Молодые люди немедленно вскочили на ноги, держа в руках пластмассовые стаканчики. Какая-то девица в длинном до пят черном платье из крашеной мешковины подбежала ко мне со стаканчиком, наполненным до краев.
— Выпейте с нами.
— А кто вы? — спросил я, недоверчиво принимая стаканчик.
— Разве вы не поняли, Виталий Никитич? — улыбаясь спросил Охламонов. — Мы ваши единомышленники. Мы — симиты.
Все присутствующие смотрели на меня с любопытством. Где-то за последним столом, в самом дальнем углу я заметил рассеченный лоб Дзержина.
— Дорогие комсоры, — сказал я, оглядываясь, куда бы поставить стаканчик. — Вы свою гнусную провокацию разработали очень ловко, но она не проходит. Я не симит. В прошлой своей жизни я знал многих людей и с Симом Симычем Карнаваловым был знаком тоже. Но я никогда не был с ним заодно, никогда не разделял его убеждений, и вы меня на такой дешевой мякине не проведете.
Сказав это, я вдруг автоматически, сам от себя того не ожидая, залпом выпил содержимое стаканчика и чуть тут же не свалился с катушек.
Мне приходилось в жизни употреблять и денатурат, и политуру, и тормозную жидкость для самолетов, но такой дряни я все же еще не пробовал.
— Классику «ура»! — крикнул Охламонов.
— Ура! — закричали другие.
— Кстати, — сказал я, — Классиком я сам себя не называл. Это вы мне эту кличку придумали, а я на нее вовсе не претендую.
— Скромности нашего Классика «ура»! — опять прокричал Охламонов.
— Слава Симу! — провопил кто-то.
— Да здравствует самодержавие!
Дураки, подумал я, вот дураки.
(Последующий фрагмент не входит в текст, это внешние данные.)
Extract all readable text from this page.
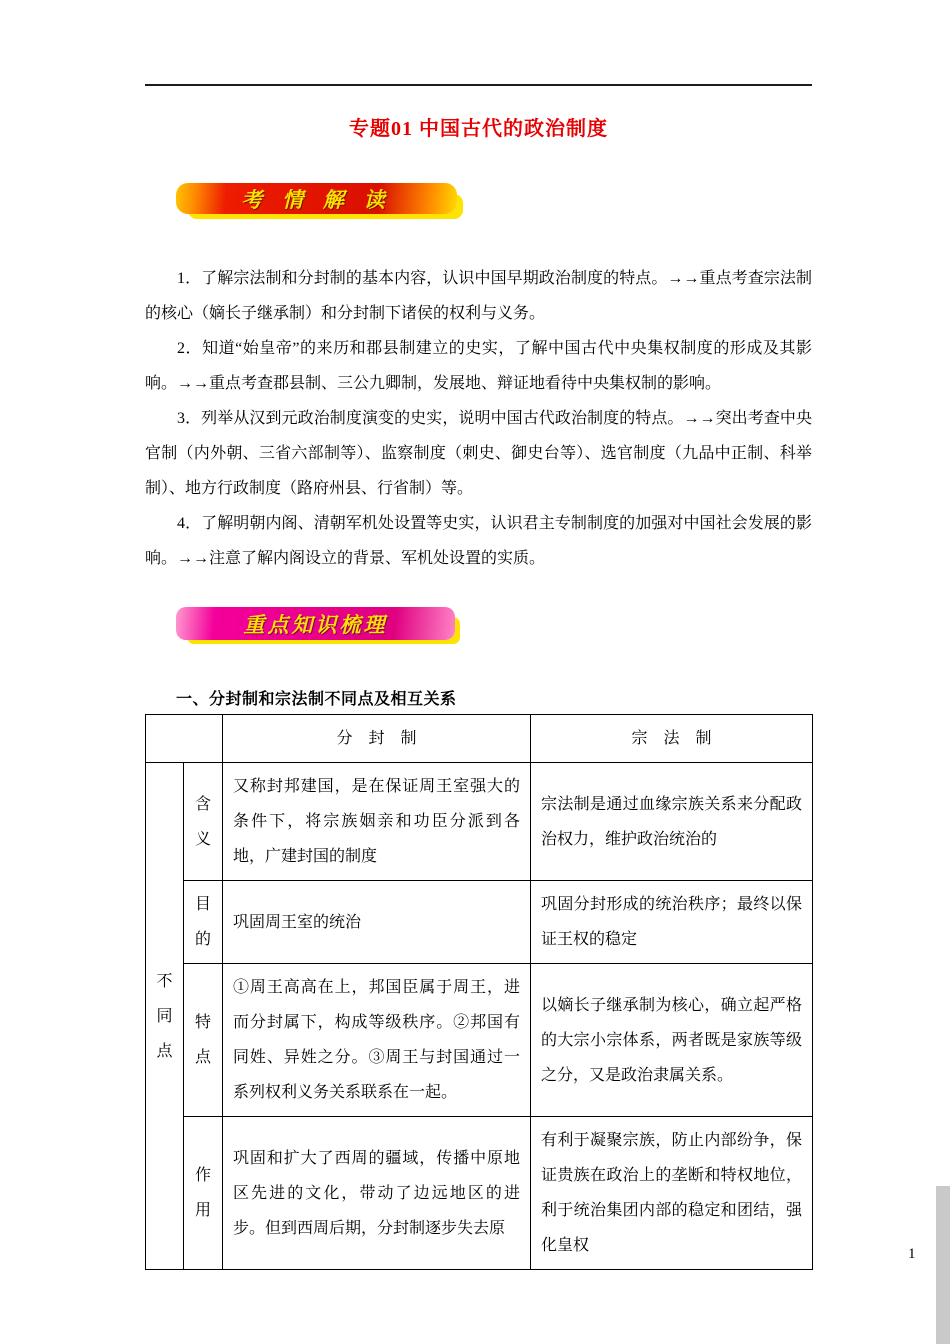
专题01 中国古代的政治制度
考 情 解 读

1．了解宗法制和分封制的基本内容，认识中国早期政治制度的特点。→→重点考查宗法制的核心（嫡长子继承制）和分封制下诸侯的权利与义务。

2．知道“始皇帝”的来历和郡县制建立的史实，了解中国古代中央集权制度的形成及其影响。→→重点考查郡县制、三公九卿制，发展地、辩证地看待中央集权制的影响。

3．列举从汉到元政治制度演变的史实，说明中国古代政治制度的特点。→→突出考查中央官制（内外朝、三省六部制等）、监察制度（刺史、御史台等）、选官制度（九品中正制、科举制）、地方行政制度（路府州县、行省制）等。

4．了解明朝内阁、清朝军机处设置等史实，认识君主专制制度的加强对中国社会发展的影响。→→注意了解内阁设立的背景、军机处设置的实质。

重点知识梳理
一、分封制和宗法制不同点及相互关系
		分　封　制	宗　法　制
不同点	含义	又称封邦建国，是在保证周王室强大的条件下，将宗族姻亲和功臣分派到各地，广建封国的制度	宗法制是通过血缘宗族关系来分配政治权力，维护政治统治的
	目的	巩固周王室的统治	巩固分封形成的统治秩序；最终以保证王权的稳定
	特点	①周王高高在上，邦国臣属于周王，进而分封属下，构成等级秩序。②邦国有同姓、异姓之分。③周王与封国通过一系列权利义务关系联系在一起。	以嫡长子继承制为核心，确立起严格的大宗小宗体系，两者既是家族等级之分，又是政治隶属关系。
	作用	巩固和扩大了西周的疆域，传播中原地区先进的文化，带动了边远地区的进步。但到西周后期，分封制逐步失去原	有利于凝聚宗族，防止内部纷争，保证贵族在政治上的垄断和特权地位，利于统治集团内部的稳定和团结，强化皇权	1
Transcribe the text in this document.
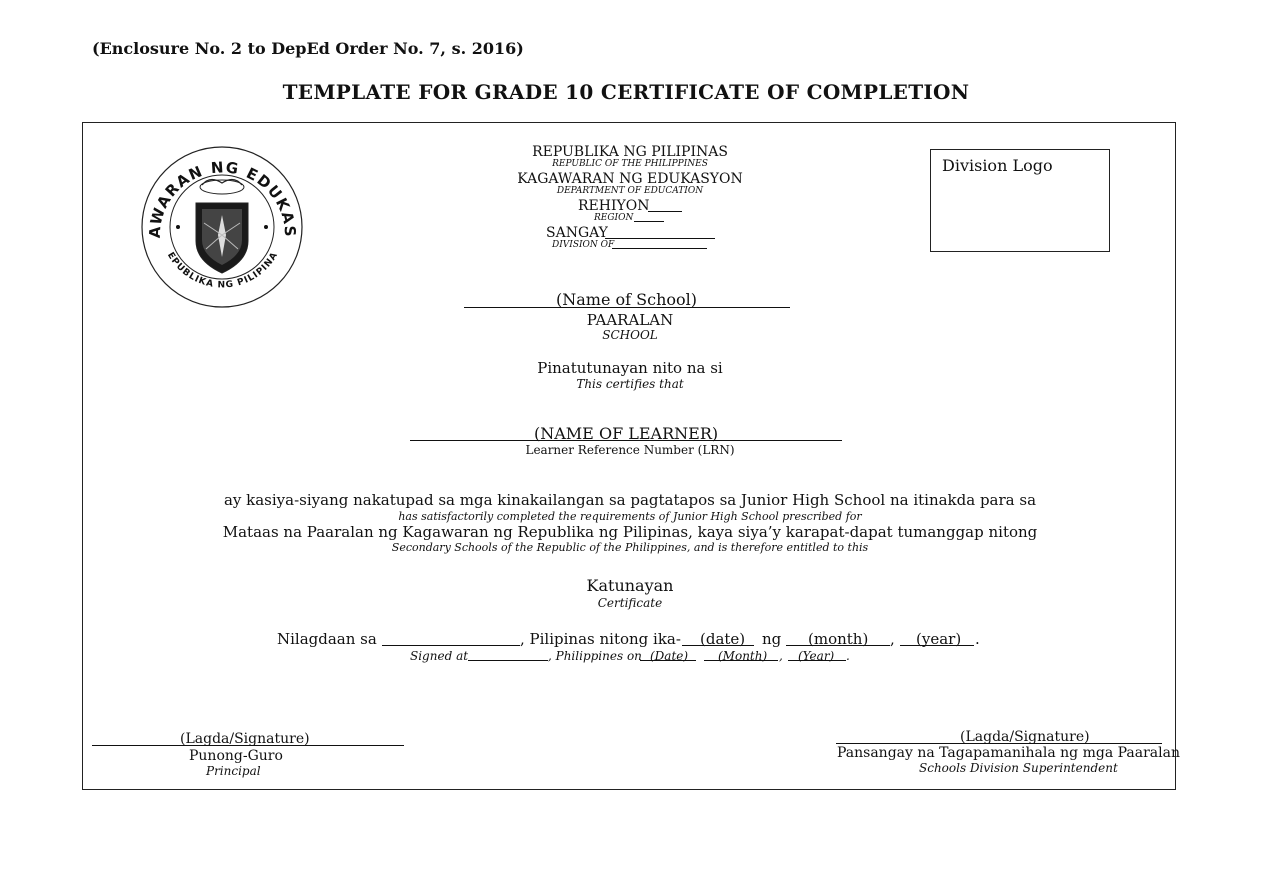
(Enclosure No. 2 to DepEd Order No. 7, s. 2016)
TEMPLATE FOR GRADE 10 CERTIFICATE OF COMPLETION
AWARAN NG EDUKAS
EPUBLIKA NG PILIPINA
REPUBLIKA NG PILIPINAS
REPUBLIC OF THE PHILIPPINES
KAGAWARAN NG EDUKASYON
DEPARTMENT OF EDUCATION
REHIYON
REGION
SANGAY
DIVISION OF
Division Logo
(Name of School)
PAARALAN
SCHOOL
Pinatutunayan nito na si
This certifies that
(NAME OF LEARNER)
Learner Reference Number (LRN)
ay kasiya-siyang nakatupad sa mga kinakailangan sa pagtatapos sa Junior High School na itinakda para sa
has satisfactorily completed the requirements of Junior High School prescribed for
Mataas na Paaralan ng Kagawaran ng Republika ng Pilipinas, kaya siya’y karapat-dapat tumanggap nitong
Secondary Schools of the Republic of the Philippines, and is therefore entitled to this
Katunayan
Certificate
Nilagdaan sa	, Pilipinas nitong ika- (date) ng (month) , (year) .
Signed at	, Philippines on (Date) (Month) , (Year) .
(Lagda/Signature)
Punong-Guro
Principal
(Lagda/Signature)
Pansangay na Tagapamanihala ng mga Paaralan
Schools Division Superintendent
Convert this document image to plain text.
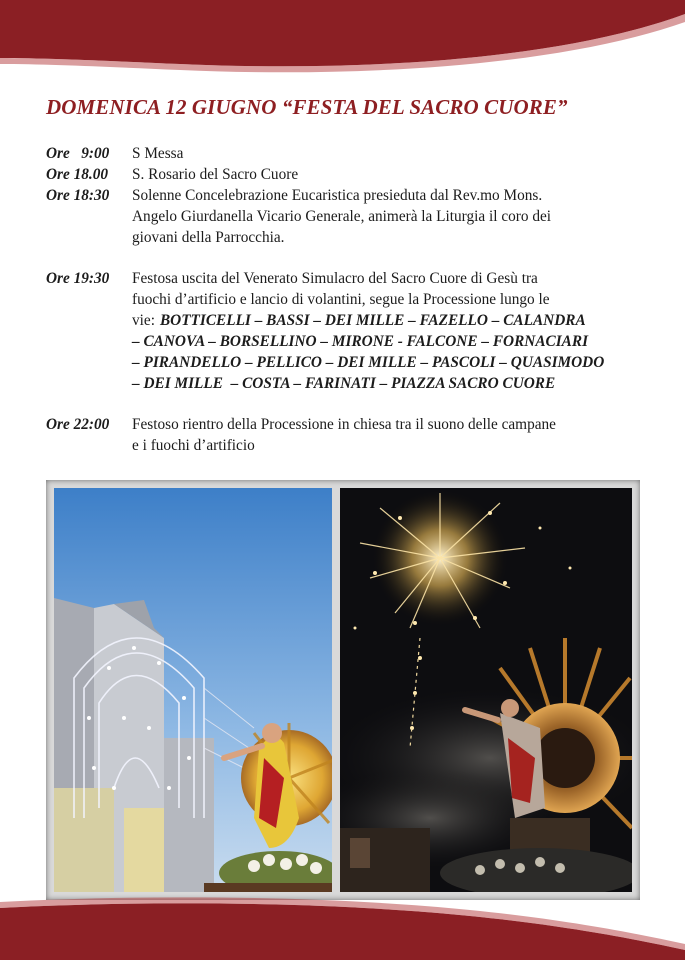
DOMENICA 12 GIUGNO “FESTA DEL SACRO CUORE”
Ore   9:00	S Messa
Ore 18.00	S. Rosario del Sacro Cuore
Ore 18:30	Solenne Concelebrazione Eucaristica presieduta dal Rev.mo Mons.
Angelo Giurdanella Vicario Generale, animerà la Liturgia il coro dei
giovani della Parrocchia.
Ore 19:30	Festosa uscita del Venerato Simulacro del Sacro Cuore di Gesù tra
fuochi d’artificio e lancio di volantini, segue la Processione lungo le
vie: BOTTICELLI – BASSI – DEI MILLE – FAZELLO – CALANDRA
– CANOVA – BORSELLINO – MIRONE - FALCONE – FORNACIARI
– PIRANDELLO – PELLICO – DEI MILLE – PASCOLI – QUASIMODO
– DEI MILLE  – COSTA – FARINATI – PIAZZA SACRO CUORE
Ore 22:00	Festoso rientro della Processione in chiesa tra il suono delle campane
e i fuochi d’artificio
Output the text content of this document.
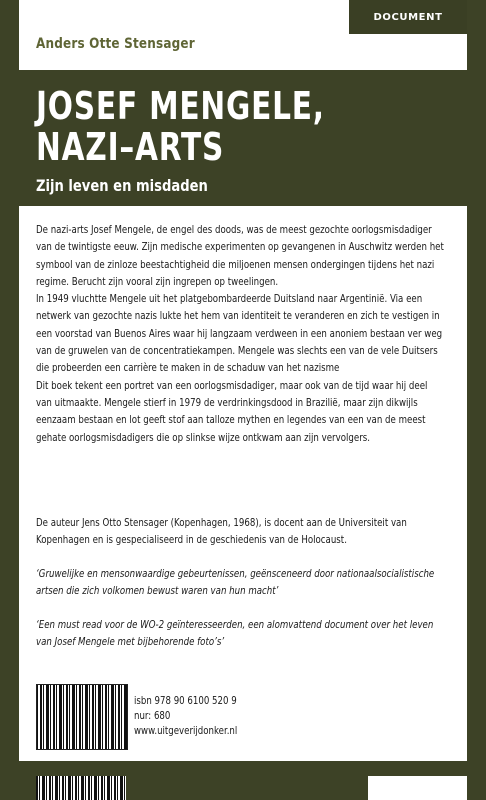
DOCUMENT
Anders Otte Stensager
JOSEF MENGELE,
NAZI–ARTS
Zijn leven en misdaden

De nazi-arts Josef Mengele, de engel des doods, was de meest gezochte oorlogsmisdadiger van de twintigste eeuw. Zijn medische experimenten op gevangenen in Auschwitz werden het symbool van de zinloze beestachtigheid die miljoenen mensen ondergingen tijdens het nazi regime. Berucht zijn vooral zijn ingrepen op tweelingen.

In 1949 vluchtte Mengele uit het platgebombardeerde Duitsland naar Argentinië. Via een netwerk van gezochte nazis lukte het hem van identiteit te veranderen en zich te vestigen in een voorstad van Buenos Aires waar hij langzaam verdween in een anoniem bestaan ver weg van de gruwelen van de concentratiekampen. Mengele was slechts een van de vele Duitsers die probeerden een carrière te maken in de schaduw van het nazisme

Dit boek tekent een portret van een oorlogsmisdadiger, maar ook van de tijd waar hij deel van uitmaakte. Mengele stierf in 1979 de verdrinkingsdood in Brazilië, maar zijn dikwijls eenzaam bestaan en lot geeft stof aan talloze mythen en legendes van een van de meest gehate oorlogsmisdadigers die op slinkse wijze ontkwam aan zijn vervolgers.

De auteur Jens Otto Stensager (Kopenhagen, 1968), is docent aan de Universiteit van Kopenhagen en is gespecialiseerd in de geschiedenis van de Holocaust.

‘Gruwelijke en mensonwaardige gebeurtenissen, geënsceneerd door nationaalsocialistische artsen die zich volkomen bewust waren van hun macht’

‘Een must read voor de WO-2 geïnteresseerden, een alomvattend document over het leven van Josef Mengele met bijbehorende foto’s’

isbn 978 90 6100 520 9
nur: 680
www.uitgeverijdonker.nl
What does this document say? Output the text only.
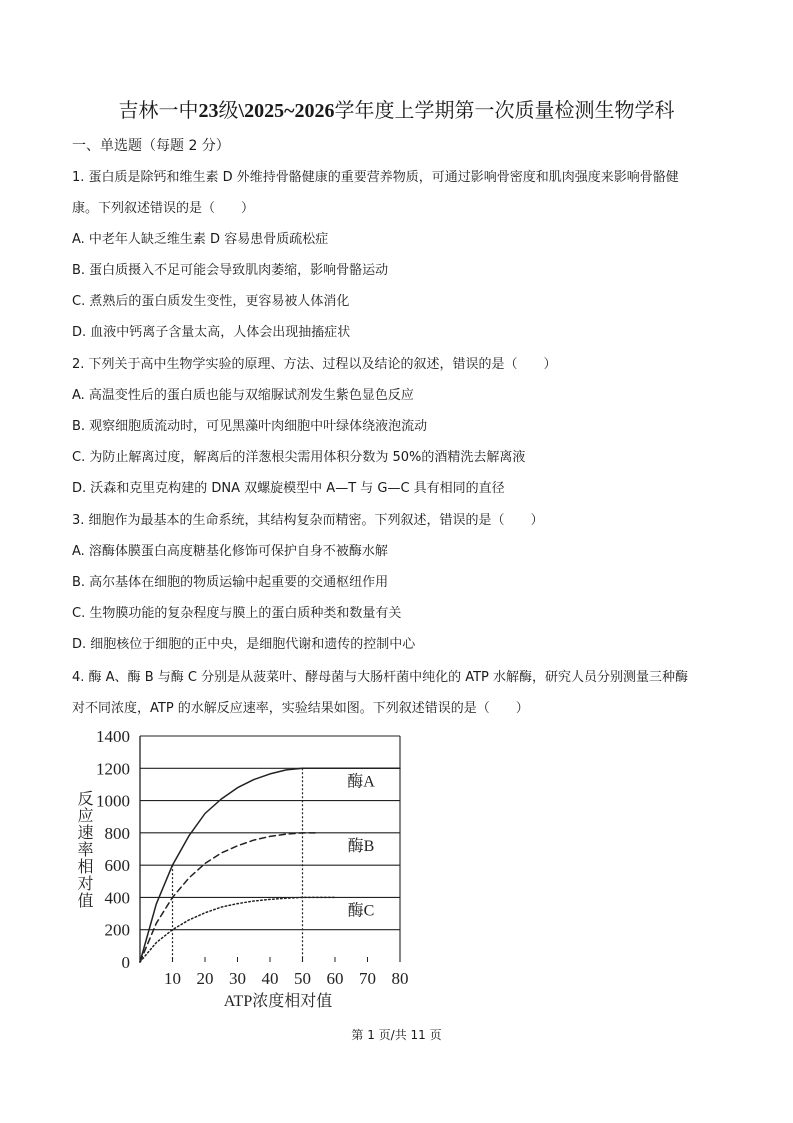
吉林一中23级\2025~2026学年度上学期第一次质量检测生物学科
一、单选题（每题 2 分）
1. 蛋白质是除钙和维生素 D 外维持骨骼健康的重要营养物质，可通过影响骨密度和肌肉强度来影响骨骼健
康。下列叙述错误的是（　　）
A. 中老年人缺乏维生素 D 容易患骨质疏松症
B. 蛋白质摄入不足可能会导致肌肉萎缩，影响骨骼运动
C. 煮熟后的蛋白质发生变性，更容易被人体消化
D. 血液中钙离子含量太高，人体会出现抽搐症状
2. 下列关于高中生物学实验的原理、方法、过程以及结论的叙述，错误的是（　　）
A. 高温变性后的蛋白质也能与双缩脲试剂发生紫色显色反应
B. 观察细胞质流动时，可见黑藻叶肉细胞中叶绿体绕液泡流动
C. 为防止解离过度，解离后的洋葱根尖需用体积分数为 50%的酒精洗去解离液
D. 沃森和克里克构建的 DNA 双螺旋模型中 A—T 与 G—C 具有相同的直径
3. 细胞作为最基本的生命系统，其结构复杂而精密。下列叙述，错误的是（　　）
A. 溶酶体膜蛋白高度糖基化修饰可保护自身不被酶水解
B. 高尔基体在细胞的物质运输中起重要的交通枢纽作用
C. 生物膜功能的复杂程度与膜上的蛋白质种类和数量有关
D. 细胞核位于细胞的正中央，是细胞代谢和遗传的控制中心
4. 酶 A、酶 B 与酶 C 分别是从菠菜叶、酵母菌与大肠杆菌中纯化的 ATP 水解酶，研究人员分别测量三种酶
对不同浓度，ATP 的水解反应速率，实验结果如图。下列叙述错误的是（　　）
0
200
400
600
800
1000
1200
1400
10 20 30 40 50 60 70 80
酶A
酶B
酶C
ATP浓度相对值
反应速率相对值
第 1 页/共 11 页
Ну неужели они думают, что меня с моим-то опытом можно поймать на такой дешевке?
— Дзержин Гаврилович! — крикнул я. — А что это ты там в углу прячешься?
— А я вовсе не прячусь, — сказал Дзержин и, выйдя из-за с стола, стал пробираться ко мне. — Я рад, дорогуша, что ты к нам пришел. Я с самого начала знал, что ты наш и что ты нам поможешь. Дайте второй стакан Классику!
Та же девица в черном поднесла мне второй стакан. Я взял его. Мне терять было нечего.
— Так вот, — сказал Дзержин, приблизившись. — Никакой провокации быть не может. Ты можешь нам верить или не верить, но бояться тебе нечего. Ты все равно приговорен Верховным Пятиугольником к забвению. Если даже мы окажемся провокаторами, то мы для тебя все равно ничего худшего не придумаем. Так что доверься нам, давай выпьем, а потом потолкуем.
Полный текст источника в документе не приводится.